03-15-2020 09:27 AM - edited 03-15-2020 09:44 AM
Hi Everyone,
As it weird as it sounds the title, I will try to explain my problem here.
I have two nested actors acquiring data from different places, they have a similar period, let's say 1 Hz. All the messages are sent back to the caller. The caller then decides whats to do with the data.
Now I introduce a third actor, which uses the data from these two producer actors to perform a given calculation. I know that these data can't be synchronous, given all the issues involving parallel execution, jitter, among others.
But I want to use the latest data from both, and these data, must not be so apart in time.
I have already thought of using a shift register to store the first incoming data and wait for the second, but I am not sure it is the proper way of handling this in AF. Probably it is just my way of thinking always asynchronously that blocks me from seeing it straight.
Do you guys have any thoughts about it?
Regards,
Solved!
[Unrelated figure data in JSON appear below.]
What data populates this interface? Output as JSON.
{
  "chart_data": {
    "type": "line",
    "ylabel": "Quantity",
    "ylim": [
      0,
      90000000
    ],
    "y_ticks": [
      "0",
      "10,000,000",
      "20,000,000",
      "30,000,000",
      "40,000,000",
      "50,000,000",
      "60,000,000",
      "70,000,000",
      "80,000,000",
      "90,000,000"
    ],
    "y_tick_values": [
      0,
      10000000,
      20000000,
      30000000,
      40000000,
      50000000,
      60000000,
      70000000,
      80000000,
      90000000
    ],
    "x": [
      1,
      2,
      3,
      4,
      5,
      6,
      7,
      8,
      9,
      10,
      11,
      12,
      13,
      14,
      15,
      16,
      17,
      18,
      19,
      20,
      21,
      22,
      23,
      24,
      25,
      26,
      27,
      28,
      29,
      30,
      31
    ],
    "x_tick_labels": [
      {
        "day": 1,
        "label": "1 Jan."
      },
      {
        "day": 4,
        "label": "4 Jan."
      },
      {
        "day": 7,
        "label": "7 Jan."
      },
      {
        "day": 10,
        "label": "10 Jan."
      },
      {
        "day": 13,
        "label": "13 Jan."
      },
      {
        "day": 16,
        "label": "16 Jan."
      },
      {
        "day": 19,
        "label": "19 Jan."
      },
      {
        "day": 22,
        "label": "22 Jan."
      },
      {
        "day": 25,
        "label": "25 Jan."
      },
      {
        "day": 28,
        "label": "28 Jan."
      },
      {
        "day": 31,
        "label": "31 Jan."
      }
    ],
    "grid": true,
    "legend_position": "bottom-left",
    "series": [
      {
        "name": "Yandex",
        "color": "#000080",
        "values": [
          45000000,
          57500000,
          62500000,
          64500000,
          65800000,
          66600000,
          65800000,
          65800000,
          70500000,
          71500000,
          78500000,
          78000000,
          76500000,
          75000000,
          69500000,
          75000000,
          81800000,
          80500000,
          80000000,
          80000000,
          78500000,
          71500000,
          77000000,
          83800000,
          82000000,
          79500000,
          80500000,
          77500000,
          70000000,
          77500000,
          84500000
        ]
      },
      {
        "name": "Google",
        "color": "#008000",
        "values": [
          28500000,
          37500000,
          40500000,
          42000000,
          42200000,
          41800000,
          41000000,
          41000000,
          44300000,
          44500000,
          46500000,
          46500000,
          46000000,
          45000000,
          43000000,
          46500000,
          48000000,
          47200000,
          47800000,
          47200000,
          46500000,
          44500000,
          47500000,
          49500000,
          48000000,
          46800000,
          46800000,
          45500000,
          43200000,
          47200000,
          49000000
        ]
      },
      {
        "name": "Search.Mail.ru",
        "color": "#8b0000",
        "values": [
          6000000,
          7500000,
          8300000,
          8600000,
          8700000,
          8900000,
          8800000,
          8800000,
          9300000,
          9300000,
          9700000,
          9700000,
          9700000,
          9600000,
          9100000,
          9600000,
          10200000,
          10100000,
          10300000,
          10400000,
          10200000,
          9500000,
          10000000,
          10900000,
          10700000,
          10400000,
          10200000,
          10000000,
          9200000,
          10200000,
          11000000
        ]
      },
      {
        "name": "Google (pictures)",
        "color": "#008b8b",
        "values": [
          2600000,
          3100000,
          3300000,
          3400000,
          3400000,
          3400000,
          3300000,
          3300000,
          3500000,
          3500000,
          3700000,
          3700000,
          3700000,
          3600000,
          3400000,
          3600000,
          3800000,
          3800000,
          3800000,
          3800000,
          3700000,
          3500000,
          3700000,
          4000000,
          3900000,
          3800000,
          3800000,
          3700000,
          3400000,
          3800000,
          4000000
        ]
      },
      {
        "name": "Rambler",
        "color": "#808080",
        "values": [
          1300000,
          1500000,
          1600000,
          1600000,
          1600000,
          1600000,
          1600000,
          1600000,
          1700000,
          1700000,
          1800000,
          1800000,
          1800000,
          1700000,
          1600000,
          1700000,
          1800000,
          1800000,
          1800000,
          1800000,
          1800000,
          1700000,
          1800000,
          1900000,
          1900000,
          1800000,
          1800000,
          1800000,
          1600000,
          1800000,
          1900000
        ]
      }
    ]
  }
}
Go to Solution.
03-16-2020 09:26 AM - edited 03-16-2020 09:26 AM
This is not a request I've ever gotten before, so I'm just brainstorming here.
Let's clarify the request a bit.
Root sends "start collection" message to A and B.
A and B send replies back to Root.
Root then sends the combined AB data to C.
Yes?
Assuming I've got that right...
Let's denote a message from A with timestamp as A1, A2, etc, and similar for B as B1, B2, etc.
A and B start running. They're both running free, so one of them will always be ahead of the other, but because of jitter, which one is ahead can shift. So let's look at some scenarios.
Root starts receiving data:
A1, A2, A3, A4, A5...
as long as Root doesn't have data from B, it cannot send to C. Root knows that it will eventually get data from B. When that data arrives, is it guaranteed to be B1? Or could it be any where in the range? I'm going to assume it can be anywhere in the range. That means that the Root has to store all the A values in its private data. So you have some sort of internal data structure to store the list. You'll need two such structures, one for A data and one for B data.
Now, that internal data structure could be an array. But I suggest a private queue refnum would give you better performance for what you're doing. Even if you decide to use an array, you're going to use that array as if it is a queue: insert arriving data at one end, removing data from the other end so the data is processed in order. For this reason, regardless of which actual data type you choose to use, I'm going to use the term "queue" in the text below.
Ok, now the first B message arrives:
B3
Let's say you stored data in a queue. Because the A queue is not empty, you know that A is currently ahead of B, so start dequeueing from the A queue and comparing timestamps. A1? Too old. A2? Too old. A3? Ah match. Pass A3B3 message to C.
Next B arrives again:
B6
Again, start dequeing. A4? Too old. A5? Too old. But A5 is the last message in the queue. You have a choice... do you use A5 or wait for better correlated data? I suggest you use A5 as it is the most recent from A matching the most recent from B. This means you send the message A5B6 to C.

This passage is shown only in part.